Licensed by UK regulators, the Human Tissue Authority (HTA), the UKSCB ensures that the EUTCD-Grade cell lines meet the requirements of the EU directive through a thorough and rigorous process. The process can be divided into two main sections. Firstly, what is customarily known as due diligence seeks to determine if the cell line to be deposited can be classified as EUTCD-Grade. If deemed appropriate the cell line can be taken forward into the banking process, where it is processed for distribution. Below we will explore what this means for the UKSCB and how we achieve this.

1. Due diligence — Sound Ethics and Traceability.

Before a cell line is accepted into the bank it must undergo a rigours series of checks to ensure compliance with regulation. Known as due diligence this process scrutinises the cell lines history from staff training records to adequate change controls. Two integral parts of the due diligence process are ensuring good ethical practice and full traceability has been adhered to.

EU and UK regulation necessitates the use of best ethical practice when using hESC lines and this is no different for EUTCD-Grade cell lines. To underpin this process, the UK steering committee (consisting of academics, legal experts, and government body representatives) undertakes an ethical review of all hESC lines which request to be deposited at the UKSCB. All hESC lines supplied by the UKSCB are assured to have met the best UK and EU ethical practice.

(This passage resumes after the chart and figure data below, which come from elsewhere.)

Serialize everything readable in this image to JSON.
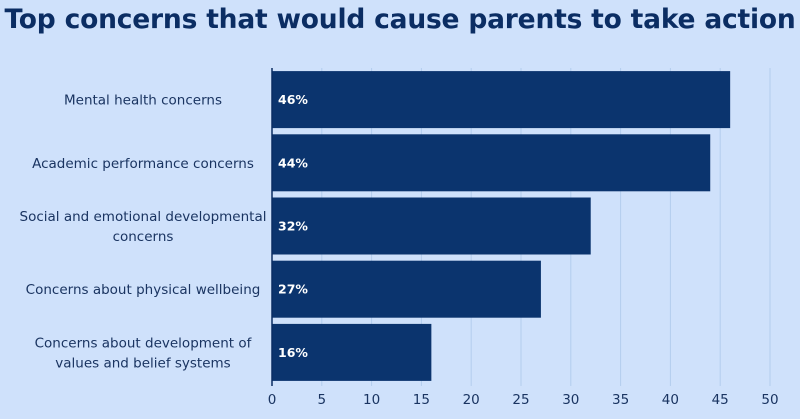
{
  "chart_data": {
    "type": "bar",
    "orientation": "horizontal",
    "title": "Top concerns that would cause parents to take action",
    "categories": [
      [
        "Mental health concerns"
      ],
      [
        "Academic performance concerns"
      ],
      [
        "Social and emotional developmental",
        "concerns"
      ],
      [
        "Concerns about physical wellbeing"
      ],
      [
        "Concerns about development of",
        "values and belief systems"
      ]
    ],
    "values": [
      46,
      44,
      32,
      27,
      16
    ],
    "data_labels": [
      "46%",
      "44%",
      "32%",
      "27%",
      "16%"
    ],
    "xlim": [
      0,
      50
    ],
    "xticks": [
      0,
      5,
      10,
      15,
      20,
      25,
      30,
      35,
      40,
      45,
      50
    ],
    "xlabel": "",
    "ylabel": "",
    "grid": "vertical",
    "bar_color": "#0b346e",
    "background_color": "#cfe1fb",
    "grid_color": "#b3cdee",
    "axis_color": "#0b2d63"
  }
}
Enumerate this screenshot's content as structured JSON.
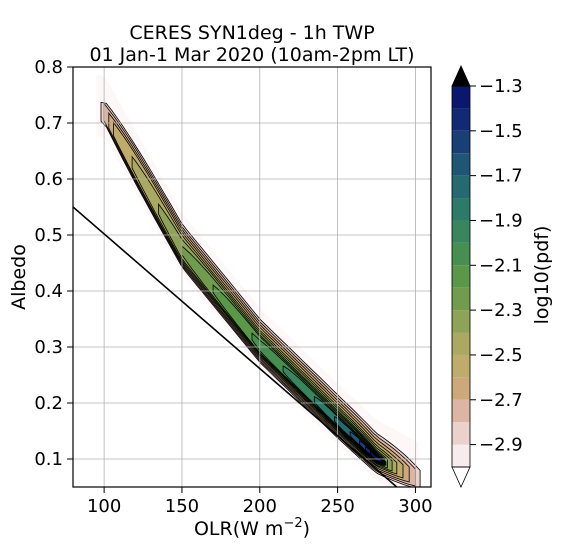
{
  "chart_data": {
    "type": "heatmap",
    "subtype": "filled-contour",
    "title": "CERES SYN1deg - 1h TWP",
    "subtitle": "01 Jan-1 Mar 2020 (10am-2pm LT)",
    "xlabel": "OLR(W m",
    "xlabel_sup": "−2",
    "xlabel_end": ")",
    "ylabel": "Albedo",
    "xlim": [
      80,
      310
    ],
    "ylim": [
      0.05,
      0.8
    ],
    "xticks": [
      100,
      150,
      200,
      250,
      300
    ],
    "xtick_labels": [
      "100",
      "150",
      "200",
      "250",
      "300"
    ],
    "yticks": [
      0.1,
      0.2,
      0.3,
      0.4,
      0.5,
      0.6,
      0.7,
      0.8
    ],
    "ytick_labels": [
      "0.1",
      "0.2",
      "0.3",
      "0.4",
      "0.5",
      "0.6",
      "0.7",
      "0.8"
    ],
    "grid": true,
    "colorbar": {
      "label": "log10(pdf)",
      "min": -3.0,
      "max": -1.3,
      "step": 0.1,
      "extend": "both",
      "ticks": [
        -1.3,
        -1.5,
        -1.7,
        -1.9,
        -2.1,
        -2.3,
        -2.5,
        -2.7,
        -2.9
      ],
      "tick_labels": [
        "−1.3",
        "−1.5",
        "−1.7",
        "−1.9",
        "−2.1",
        "−2.3",
        "−2.5",
        "−2.7",
        "−2.9"
      ]
    },
    "distribution": {
      "description_points": [
        {
          "olr": 100,
          "albedo": 0.715
        },
        {
          "olr": 150,
          "albedo": 0.47
        },
        {
          "olr": 200,
          "albedo": 0.3
        },
        {
          "olr": 250,
          "albedo": 0.165
        },
        {
          "olr": 275,
          "albedo": 0.1
        }
      ],
      "peak": {
        "olr": 275,
        "albedo": 0.095,
        "log10_pdf": -1.3
      }
    },
    "regression_line": {
      "x": [
        80,
        288
      ],
      "y": [
        0.55,
        0.05
      ]
    }
  }
}
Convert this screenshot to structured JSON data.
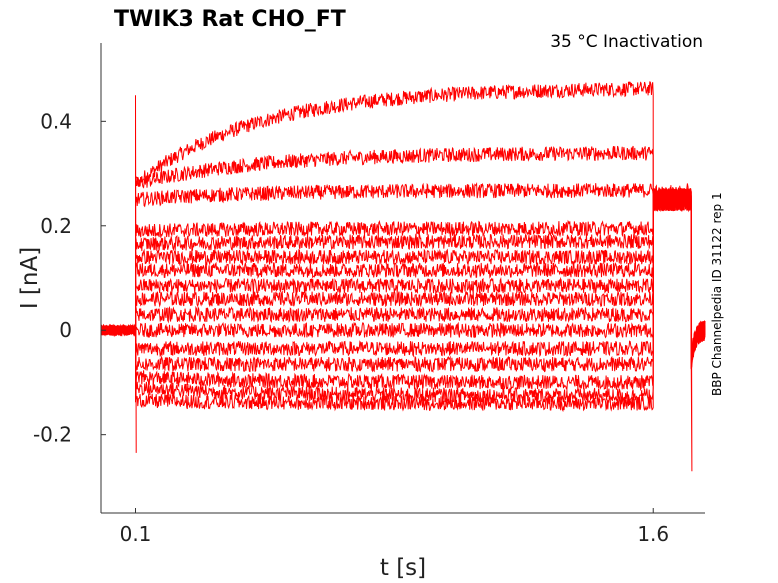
{
  "chart_data": {
    "type": "line",
    "title": "TWIK3  Rat  CHO_FT",
    "subtitle": "35 °C  Inactivation",
    "side_label": "BBP Channelpedia ID 31122 rep 1",
    "xlabel": "t [s]",
    "ylabel": "I [nA]",
    "xlim": [
      0.0,
      1.75
    ],
    "ylim": [
      -0.35,
      0.55
    ],
    "xticks": [
      0.1,
      1.6
    ],
    "xtick_labels": [
      "0.1",
      "1.6"
    ],
    "yticks": [
      -0.2,
      0,
      0.2,
      0.4
    ],
    "ytick_labels": [
      "-0.2",
      "0",
      "0.2",
      "0.4"
    ],
    "grid": false,
    "line_color": "#ff0000",
    "step_start": 0.1,
    "step_end": 1.6,
    "sweeps": [
      {
        "pre": 0.0,
        "start": 0.28,
        "steady": 0.465,
        "tail": 0.25,
        "post": 0.0
      },
      {
        "pre": 0.0,
        "start": 0.28,
        "steady": 0.34,
        "tail": 0.26,
        "post": 0.0
      },
      {
        "pre": 0.0,
        "start": 0.25,
        "steady": 0.268,
        "tail": 0.255,
        "post": 0.0
      },
      {
        "pre": 0.0,
        "start": 0.19,
        "steady": 0.195,
        "tail": 0.25,
        "post": 0.0
      },
      {
        "pre": 0.0,
        "start": 0.165,
        "steady": 0.17,
        "tail": 0.25,
        "post": 0.0
      },
      {
        "pre": 0.0,
        "start": 0.14,
        "steady": 0.14,
        "tail": 0.25,
        "post": 0.0
      },
      {
        "pre": 0.0,
        "start": 0.115,
        "steady": 0.115,
        "tail": 0.25,
        "post": 0.0
      },
      {
        "pre": 0.0,
        "start": 0.085,
        "steady": 0.085,
        "tail": 0.25,
        "post": 0.0
      },
      {
        "pre": 0.0,
        "start": 0.06,
        "steady": 0.06,
        "tail": 0.25,
        "post": 0.0
      },
      {
        "pre": 0.0,
        "start": 0.03,
        "steady": 0.03,
        "tail": 0.25,
        "post": 0.0
      },
      {
        "pre": 0.0,
        "start": 0.0,
        "steady": 0.0,
        "tail": 0.25,
        "post": 0.0
      },
      {
        "pre": 0.0,
        "start": -0.035,
        "steady": -0.035,
        "tail": 0.25,
        "post": 0.0
      },
      {
        "pre": 0.0,
        "start": -0.065,
        "steady": -0.065,
        "tail": 0.25,
        "post": 0.0
      },
      {
        "pre": 0.0,
        "start": -0.09,
        "steady": -0.1,
        "tail": 0.25,
        "post": 0.0
      },
      {
        "pre": 0.0,
        "start": -0.11,
        "steady": -0.125,
        "tail": 0.25,
        "post": 0.0
      },
      {
        "pre": 0.0,
        "start": -0.135,
        "steady": -0.14,
        "tail": 0.25,
        "post": 0.0
      }
    ],
    "onset_spike": {
      "max": 0.45,
      "min": -0.235
    },
    "offset_spike": {
      "min": -0.27
    }
  }
}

From derivation to supply the cell line material must be fully traceable. In adherence with best ethical practice after derivation the donated material is assigned a unique identifier number to ensure anonymity of the donor. A separate reference number is used during ethical review by the UK steering committee before a final accession number is assigned at the end of the due diligence process following confirmation that the cell line is fit to be classified as EUTCD-Grade. This process in combination with the UKSCBs ISO 9001 based QC systems allows anonymity and traceability throughout the process. This is critical for any cell line to be used for human application.

2. Banking EUTCD-Grade Cell Lines

Once a cell line has successfully undergone due diligence and has confirmed status as EUTCD-Grade, the banking and production process can begin. A series of expansion and subculture is undertaken to build firstly a pre-master cell bank, followed by a master cell bank, before finally creating a distribution cell bank. Key points to note about the EUTCD-Grade cell lines:

Grown in serum-free or serum replacement media with a formal risk assessment process applied to all critical regents.

Co-cultured on inactivated human feeders or synthetic matrices prior to banking.

Passaged mechanically or using dissociation reagents.

Banked using a controlled rate cooling method (normally 10% DMSO in FCS) in cryogenic vials (opposed to vitrification in straws).

Placed into a dedicated “in-process” LN2 storage vessel until QC testing is complete.

Ongoing research at UKSCB is striving towards a completely serum and xeno-free process.

All banking is undertaken in the UKSCB’s clean rooms which meet the requirements of the European GMP standards set out in the EU Rules and Guidance for Pharmaceutical Manufacturers and Distributors.

Mandatory QC testing is undertaken at the pre-master cell bank, master cell bank and distribution cell bank stages. This includes viability, sterility, in-process finger dabs, settle plates, mycoplasma, viral PCR, DNA profiling, G-band karyotyping, “Stemness” markers, differentiation and homogeneity. This data, and more, is available with each EUTCD-Grade cell line.

It is essential to note that all cell lines presented by the UKSCB as EUTCD-Grade are provided as starting materials only and their use by the user will still require careful review including a risk assessment of the cell line’s suitability for the user’s intended purpose together with an appropriate programme of risk management and risk reduction.